Part 2. Distributed Data
Chapter 8. The Trouble with Distributed Systems
Anything that can go wrong will go wrong.
Faults and Partial Failures
Single computer: if an internal error occurs, we prefer to crush completely rather that running in an inconsistent state.
Distributed systems: we prefer to keep running in a partially working state rather than crashing completely.
Nondeterminism and possibility of partial failures is what makes distributed systems hard to work with.
Cloud Computations and Supercomputing
Philosophies on how to build large-scale computing systems:
High-performance computing (HPC)
Supercomputers with thousands of CPUs used for computationally intensive scientific tasks
Cloud computing
Multi-tenant datacenters, commodity computers connected with an IP network, elastic/on-demand resource allocation, and metered billing.
Traditional enterprise datacenters
Depending on the selected philosophy, handling of the faults will be different.
In a supercomputers, a job typically checkpoints the state of its computation to durable storage from time to time. Supercomputer is more like single-node computer.
Node fails -> stopping entire cluster -> repair the node -> restart the job from the last checkpoint.
If we want to make distributed systems work, we must accept the possibility of partial failure and build fault-tolerance mechanisms into the software.
We need to build a reliable system from unreliable components.
Unreliable Networks
Shared-nothing systems - a bunch of machines connected by a network, is the only way to communicate, each has its memory and disk and can't access the memory or disk of another.
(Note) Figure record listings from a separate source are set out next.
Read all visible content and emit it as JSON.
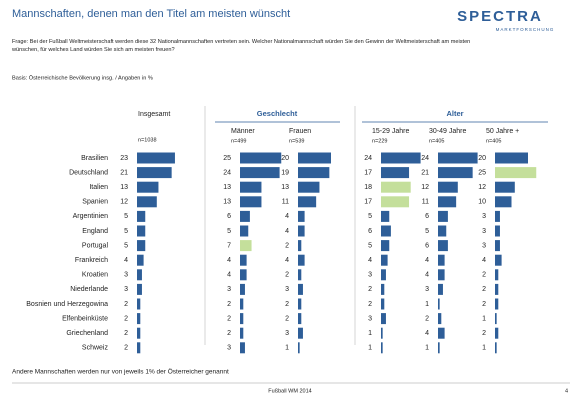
{
  "header": {
    "title": "Mannschaften, denen man den Titel am meisten wünscht",
    "logo_name": "SPECTRA",
    "logo_sub": "MARKTFORSCHUNG"
  },
  "question": "Frage: Bei der Fußball Weltmeisterschaft werden diese 32 Nationalmannschaften vertreten sein. Welcher Nationalmannschaft würden Sie den Gewinn der Weltmeisterschaft am meisten wünschen, für welches Land würden Sie sich am meisten freuen?",
  "basis": "Basis: Österreichische Bevölkerung insg. / Angaben in %",
  "groups": [
    "Geschlecht",
    "Alter"
  ],
  "rows": [
    "Brasilien",
    "Deutschland",
    "Italien",
    "Spanien",
    "Argentinien",
    "England",
    "Portugal",
    "Frankreich",
    "Kroatien",
    "Niederlande",
    "Bosnien und Herzegowina",
    "Elfenbeinküste",
    "Griechenland",
    "Schweiz"
  ],
  "bar_color": "#2e5e98",
  "highlight_color": "#c4df9b",
  "columns": [
    {
      "label": "Insgesamt",
      "n": "n=1038",
      "values": [
        23,
        21,
        13,
        12,
        5,
        5,
        5,
        4,
        3,
        3,
        2,
        2,
        2,
        2
      ],
      "highlighted": [
        false,
        false,
        false,
        false,
        false,
        false,
        false,
        false,
        false,
        false,
        false,
        false,
        false,
        false
      ]
    },
    {
      "label": "Männer",
      "n": "n=499",
      "values": [
        25,
        24,
        13,
        13,
        6,
        5,
        7,
        4,
        4,
        3,
        2,
        2,
        2,
        3
      ],
      "highlighted": [
        false,
        false,
        false,
        false,
        false,
        false,
        true,
        false,
        false,
        false,
        false,
        false,
        false,
        false
      ]
    },
    {
      "label": "Frauen",
      "n": "n=539",
      "values": [
        20,
        19,
        13,
        11,
        4,
        4,
        2,
        4,
        2,
        3,
        2,
        2,
        3,
        1
      ],
      "highlighted": [
        false,
        false,
        false,
        false,
        false,
        false,
        false,
        false,
        false,
        false,
        false,
        false,
        false,
        false
      ]
    },
    {
      "label": "15-29 Jahre",
      "n": "n=229",
      "values": [
        24,
        17,
        18,
        17,
        5,
        6,
        5,
        4,
        3,
        2,
        2,
        3,
        1,
        1
      ],
      "highlighted": [
        false,
        false,
        true,
        true,
        false,
        false,
        false,
        false,
        false,
        false,
        false,
        false,
        false,
        false
      ]
    },
    {
      "label": "30-49 Jahre",
      "n": "n=405",
      "values": [
        24,
        21,
        12,
        11,
        6,
        5,
        6,
        4,
        4,
        3,
        1,
        2,
        4,
        1
      ],
      "highlighted": [
        false,
        false,
        false,
        false,
        false,
        false,
        false,
        false,
        false,
        false,
        false,
        false,
        false,
        false
      ]
    },
    {
      "label": "50 Jahre +",
      "n": "n=405",
      "values": [
        20,
        25,
        12,
        10,
        3,
        3,
        3,
        4,
        2,
        2,
        2,
        1,
        2,
        1
      ],
      "highlighted": [
        false,
        true,
        false,
        false,
        false,
        false,
        false,
        false,
        false,
        false,
        false,
        false,
        false,
        false
      ]
    }
  ],
  "note": "Andere Mannschaften werden nur von jeweils 1% der Österreicher genannt",
  "footer": {
    "center": "Fußball WM 2014",
    "page": 4
  }
}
Is not the only way of building systems, but it has become the dominant approach for building internet services, for several reasons:
- cheap, because it doesn't require specialized hardware
- can use commoditized cloud computing services
- can achieve high reliability by replicating data across multiple DC
The internet and most internal networks in datacenters are asynchronous packet networks.
One node can send a message to another, but it has no guarantee of when or whether the message will be delivered.
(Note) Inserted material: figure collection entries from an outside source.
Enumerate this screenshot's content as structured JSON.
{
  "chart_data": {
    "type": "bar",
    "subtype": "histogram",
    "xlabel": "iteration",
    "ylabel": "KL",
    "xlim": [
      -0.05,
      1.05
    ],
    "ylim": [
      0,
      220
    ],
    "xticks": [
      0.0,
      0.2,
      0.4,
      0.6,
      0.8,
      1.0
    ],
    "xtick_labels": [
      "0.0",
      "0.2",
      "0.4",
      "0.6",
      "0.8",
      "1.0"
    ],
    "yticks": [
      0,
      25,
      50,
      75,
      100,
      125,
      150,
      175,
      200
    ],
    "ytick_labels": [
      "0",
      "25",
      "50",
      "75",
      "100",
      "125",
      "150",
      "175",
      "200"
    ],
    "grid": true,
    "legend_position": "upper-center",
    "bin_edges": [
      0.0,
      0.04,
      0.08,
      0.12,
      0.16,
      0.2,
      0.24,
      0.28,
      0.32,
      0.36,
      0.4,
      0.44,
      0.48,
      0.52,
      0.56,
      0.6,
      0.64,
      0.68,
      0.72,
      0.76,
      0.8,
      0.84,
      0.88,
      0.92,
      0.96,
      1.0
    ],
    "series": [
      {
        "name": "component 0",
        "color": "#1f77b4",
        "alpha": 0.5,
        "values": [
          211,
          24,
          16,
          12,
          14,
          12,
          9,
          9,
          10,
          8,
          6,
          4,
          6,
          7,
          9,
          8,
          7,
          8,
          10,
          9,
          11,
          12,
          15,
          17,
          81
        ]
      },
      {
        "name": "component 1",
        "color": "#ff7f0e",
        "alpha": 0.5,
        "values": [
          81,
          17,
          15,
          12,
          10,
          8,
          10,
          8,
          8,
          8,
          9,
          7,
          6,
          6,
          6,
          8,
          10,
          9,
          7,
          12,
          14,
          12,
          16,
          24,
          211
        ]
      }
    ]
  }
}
Usual way to of handling network issues is timeout: after some time you give up waiting and assume that the response isn't going to arrive.
We still don't know whether the remote node received the message and is processing it, or whether the remote node is down and the message was lost.
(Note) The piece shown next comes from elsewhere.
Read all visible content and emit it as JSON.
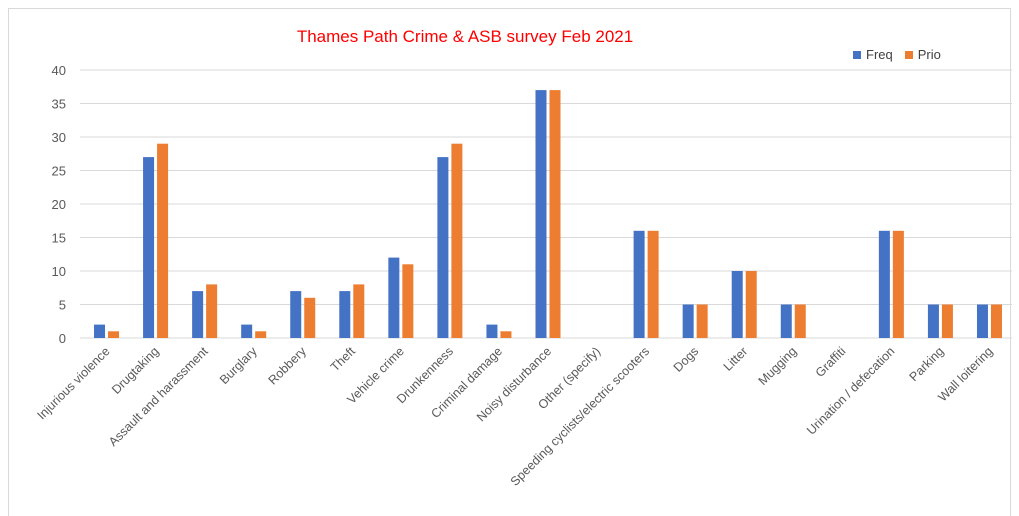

Network Faults in Practice
TLDR: network faults are common and unavoidable.
Detecting Faults
Examples:
- load balancer needs to stop sending requests to a node that is dead
- a database needs to elect a new leader if the current leader fails
Unfortunately, the uncertainty about the network makes it difficult to tell whether a node is working or not.
In some specific circumstances you might get some feedback to explicitly tell you that something is not working:
- can reach the machine o which the node is running, but no process is listening on the expected port, the OS will close or refuse the TCP connection be sending RST or FIN packet in reply.
- node process crashed but the node's OS is still running, a script can notify other nodes about the crash, and they can take appropriate action.
- access to the management interface of a network switches in your datacenter, you can query them to detect link failures at the hardware level.
Conversely, if something has gone wrong, you may get an error response at some level of the stack, but in general you have to assume that you will get no response at all.
You can retry a few times, wait for a timeout to elapse, and eventually declare the node dead.
Timeouts and Unbounded Delays
How long timeout should be?
Long timeout -> slow response time; Short timeout -> false positives
When a node is declared dead, its responsibilities need to be transferred to other nodes, which places additional load on other nodes and the network.
If the system is already struggling with a high load, declaring nodes dead prematurely can make the problem worse.
Asynchronous networks have unbounded delays (no upper limit on how long it can take for a message to be delivered).
Network congestion and queueing
Simular to the car traffic, the network can get congested and packets can get stuck in queues:
- several nodes simultaneously sending packets to a single destination. On a busy network link, a packet may have to wait until it can't get a slot (network congestion). queue is full -> packet is dropped, and retransmission is required.
- if all machine CPU cores are busy, the incoming request is queued by the OS until a core is available to process it.
- in virtualized environments, a running OS is often paused for tens of milliseconds while another VM is using the CPU core. packets are buffered by the virtual machine monitor (hypervisor).
- TCP performs flow control (congestion avoidance, backpressure) in which a node limits its own rate of sending in order to avoid overloading network link or the receiving node. (additional queueing before the data enters the network).

UDP is a good choice in situations where delayed data is worthless. The retry happens at the "human" layer instead.
In public clouds and multi-tenant datacenters, the network is shared among many customers: the network links, switches, machine network interfaces and CPU (when VM) are shared resources. As you have no control over other customer's resource usage of the shared resources, network delays can be highly variable if some near you (a noisy neighbor) is using a lot of resources.
Use jitter (variation in delay) over the constant timeouts.i